Non-autoregressive Sequence-to-Sequence Vision-Language Models
Kunyu Shi, Qi Dong, Luis Goncalves, Zhuowen Tu, Stefano Soatto
TL;DR
The paper addresses the latency of autoregressive vision-language models by introducing NARVL, a non-autoregressive all-in-one model with a parallel decoder based on Learnable Query Tokens and a novel Query-CTC loss. By marginalizing over decoder paths, NARVL models the joint distribution of target tokens and enables parallel generation, achieving accuracy on par with state-of-the-art AR models while delivering substantial inference speedups across VQA, visual grounding, visual entailment, and image captioning.

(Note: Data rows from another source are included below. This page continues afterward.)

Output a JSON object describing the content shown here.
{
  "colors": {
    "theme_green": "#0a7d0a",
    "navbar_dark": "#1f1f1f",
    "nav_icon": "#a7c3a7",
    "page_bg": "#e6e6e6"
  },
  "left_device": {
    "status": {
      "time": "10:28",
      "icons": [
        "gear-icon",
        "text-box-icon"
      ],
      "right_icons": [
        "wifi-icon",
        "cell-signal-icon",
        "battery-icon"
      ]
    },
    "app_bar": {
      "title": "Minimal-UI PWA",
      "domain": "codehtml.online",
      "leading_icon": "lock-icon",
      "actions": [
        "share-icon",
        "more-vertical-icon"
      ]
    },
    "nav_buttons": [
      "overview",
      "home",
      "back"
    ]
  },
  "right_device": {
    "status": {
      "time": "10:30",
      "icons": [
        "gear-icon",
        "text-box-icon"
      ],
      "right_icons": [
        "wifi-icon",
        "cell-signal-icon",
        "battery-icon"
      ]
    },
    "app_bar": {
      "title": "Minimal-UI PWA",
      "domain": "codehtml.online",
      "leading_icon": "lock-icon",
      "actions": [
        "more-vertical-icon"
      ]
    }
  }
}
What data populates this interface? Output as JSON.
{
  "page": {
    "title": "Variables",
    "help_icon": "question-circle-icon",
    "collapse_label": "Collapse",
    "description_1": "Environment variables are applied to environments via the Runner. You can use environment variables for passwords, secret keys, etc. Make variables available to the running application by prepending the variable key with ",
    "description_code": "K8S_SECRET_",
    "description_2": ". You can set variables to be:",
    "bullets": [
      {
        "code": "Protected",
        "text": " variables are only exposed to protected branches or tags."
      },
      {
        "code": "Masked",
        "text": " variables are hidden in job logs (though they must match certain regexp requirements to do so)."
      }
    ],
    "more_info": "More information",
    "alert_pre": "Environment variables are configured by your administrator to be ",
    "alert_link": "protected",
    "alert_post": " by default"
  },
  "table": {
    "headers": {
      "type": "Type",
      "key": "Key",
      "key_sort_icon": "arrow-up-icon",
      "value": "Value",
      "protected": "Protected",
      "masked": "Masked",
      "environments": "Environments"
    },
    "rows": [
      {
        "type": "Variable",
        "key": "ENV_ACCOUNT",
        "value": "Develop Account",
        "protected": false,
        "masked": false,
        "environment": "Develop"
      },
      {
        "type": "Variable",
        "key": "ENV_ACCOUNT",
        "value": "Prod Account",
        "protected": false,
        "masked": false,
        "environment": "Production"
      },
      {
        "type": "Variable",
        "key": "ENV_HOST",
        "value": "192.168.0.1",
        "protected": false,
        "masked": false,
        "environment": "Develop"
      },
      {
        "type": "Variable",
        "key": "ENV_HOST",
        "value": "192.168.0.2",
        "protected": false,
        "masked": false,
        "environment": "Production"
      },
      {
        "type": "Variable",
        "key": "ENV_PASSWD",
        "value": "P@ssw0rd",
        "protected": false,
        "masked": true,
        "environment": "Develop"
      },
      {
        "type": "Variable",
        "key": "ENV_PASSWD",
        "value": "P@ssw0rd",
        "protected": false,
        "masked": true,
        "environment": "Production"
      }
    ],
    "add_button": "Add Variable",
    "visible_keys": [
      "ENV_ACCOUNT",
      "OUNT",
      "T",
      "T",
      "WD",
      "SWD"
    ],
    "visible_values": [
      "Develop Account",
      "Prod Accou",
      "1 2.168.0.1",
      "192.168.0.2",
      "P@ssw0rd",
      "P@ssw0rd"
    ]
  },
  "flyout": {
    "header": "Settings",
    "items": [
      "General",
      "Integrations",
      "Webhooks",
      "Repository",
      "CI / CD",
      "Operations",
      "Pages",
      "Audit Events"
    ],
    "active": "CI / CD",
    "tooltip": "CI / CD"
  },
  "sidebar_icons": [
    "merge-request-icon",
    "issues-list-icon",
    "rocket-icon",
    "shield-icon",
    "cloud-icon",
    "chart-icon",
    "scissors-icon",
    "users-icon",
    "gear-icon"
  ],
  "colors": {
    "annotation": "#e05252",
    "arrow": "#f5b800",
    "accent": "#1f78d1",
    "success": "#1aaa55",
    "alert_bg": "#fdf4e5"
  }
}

Key contributions include the design of a fixed-length query-token decoder, the Q-CTC loss formulation, and knowledge distillation strategies to bolster long-sequence outputs. The approach demonstrates that joint, parallel decoding is viable for heterogeneous vision-language tasks and offers practical speed advantages for real-world applications.
Abstract
Sequence-to-sequence vision-language models are showing promise, but their applicability is limited by their inference latency due to their autoregressive way of generating predictions. We propose a parallel decoding sequence-to-sequence vision-language model, trained with a Query-CTC loss, that marginalizes over multiple inference paths in the decoder. This allows us to model the joint distribution of tokens, rather than restricting to conditional distribution as in an autoregressive model. The resulting model, NARVL, achieves performance on-par with its state-of-the-art autoregressive counterpart, but is faster at inference time, reducing from the linear complexity associated with the sequential generation of tokens to a paradigm of constant time joint inference.